03 - In a separate bowl, blend granulated sugar and ground cinnamon for the snickerdoodle swirl.
04 - Whisk flour, baking soda, baking powder, salt, ground cinnamon, nutmeg, ginger, and cloves in a medium bowl until evenly distributed.
05 - In a large mixing bowl, whisk granulated sugar, brown sugar, and melted cooled butter until smooth. Incorporate eggs, pumpkin puree, milk, and vanilla extract, blending thoroughly.

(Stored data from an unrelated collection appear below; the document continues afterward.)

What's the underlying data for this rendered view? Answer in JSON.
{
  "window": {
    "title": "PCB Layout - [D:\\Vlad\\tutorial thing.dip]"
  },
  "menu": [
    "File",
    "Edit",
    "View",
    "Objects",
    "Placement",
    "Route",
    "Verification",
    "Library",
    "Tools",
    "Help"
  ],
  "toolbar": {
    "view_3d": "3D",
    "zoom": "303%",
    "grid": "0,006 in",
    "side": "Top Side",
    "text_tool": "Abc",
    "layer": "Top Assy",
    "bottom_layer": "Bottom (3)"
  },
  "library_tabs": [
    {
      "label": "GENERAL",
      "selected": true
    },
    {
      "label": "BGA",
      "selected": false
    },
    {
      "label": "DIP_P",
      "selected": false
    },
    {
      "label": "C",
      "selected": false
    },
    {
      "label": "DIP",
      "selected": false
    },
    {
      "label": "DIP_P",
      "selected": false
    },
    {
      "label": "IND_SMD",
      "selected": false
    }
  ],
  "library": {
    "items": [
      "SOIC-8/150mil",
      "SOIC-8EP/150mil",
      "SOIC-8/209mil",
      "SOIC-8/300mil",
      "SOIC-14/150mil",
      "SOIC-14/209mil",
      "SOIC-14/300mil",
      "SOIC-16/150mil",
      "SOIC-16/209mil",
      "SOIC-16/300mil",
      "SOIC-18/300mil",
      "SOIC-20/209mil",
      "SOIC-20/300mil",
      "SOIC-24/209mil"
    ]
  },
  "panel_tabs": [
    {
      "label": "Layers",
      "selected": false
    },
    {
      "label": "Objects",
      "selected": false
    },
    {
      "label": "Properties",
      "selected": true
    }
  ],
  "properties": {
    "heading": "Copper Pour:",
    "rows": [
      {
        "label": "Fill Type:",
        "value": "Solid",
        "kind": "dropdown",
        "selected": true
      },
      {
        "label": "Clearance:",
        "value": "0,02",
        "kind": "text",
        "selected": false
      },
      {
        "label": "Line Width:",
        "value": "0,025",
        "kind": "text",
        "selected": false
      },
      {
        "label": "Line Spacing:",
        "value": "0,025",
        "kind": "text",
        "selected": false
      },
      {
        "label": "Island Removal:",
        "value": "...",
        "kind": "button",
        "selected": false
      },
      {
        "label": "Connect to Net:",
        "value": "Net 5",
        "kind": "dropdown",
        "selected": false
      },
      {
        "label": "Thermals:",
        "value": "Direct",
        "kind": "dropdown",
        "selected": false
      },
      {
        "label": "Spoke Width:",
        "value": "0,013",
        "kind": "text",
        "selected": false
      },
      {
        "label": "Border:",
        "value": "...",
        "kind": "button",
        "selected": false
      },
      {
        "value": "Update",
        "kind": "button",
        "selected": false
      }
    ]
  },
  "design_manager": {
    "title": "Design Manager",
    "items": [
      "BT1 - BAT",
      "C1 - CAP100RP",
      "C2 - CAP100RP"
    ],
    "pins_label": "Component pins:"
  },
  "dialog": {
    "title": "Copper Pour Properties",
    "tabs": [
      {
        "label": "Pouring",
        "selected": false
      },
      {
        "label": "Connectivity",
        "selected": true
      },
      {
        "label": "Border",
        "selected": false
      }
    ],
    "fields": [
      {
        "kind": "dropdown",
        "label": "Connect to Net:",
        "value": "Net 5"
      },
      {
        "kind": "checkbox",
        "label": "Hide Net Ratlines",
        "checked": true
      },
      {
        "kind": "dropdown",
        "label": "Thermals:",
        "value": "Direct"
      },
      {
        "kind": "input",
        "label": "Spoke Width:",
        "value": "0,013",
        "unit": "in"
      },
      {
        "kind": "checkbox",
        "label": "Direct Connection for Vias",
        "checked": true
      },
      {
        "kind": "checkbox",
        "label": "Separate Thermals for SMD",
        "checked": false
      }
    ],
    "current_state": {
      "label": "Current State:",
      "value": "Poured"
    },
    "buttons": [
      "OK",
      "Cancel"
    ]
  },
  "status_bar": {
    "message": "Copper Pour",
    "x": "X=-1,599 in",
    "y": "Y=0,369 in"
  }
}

06 - Add the dry mixture to the wet ingredients, stirring until just combined; avoid overmixing to ensure tenderness.
07 - Transfer half the batter into the prepared loaf pan. Evenly distribute snickerdoodle swirl mixture over this layer. Add remaining batter and smooth the surface gently.
08 - Sprinkle reserved cinnamon sugar over the surface of the batter.
09 - Bake on the center rack for 50 to 60 minutes, or until a toothpick inserted into the center emerges clean.
10 - Allow to cool in the pan for 15 minutes. Remove carefully and transfer to a wire rack. Cool completely before slicing.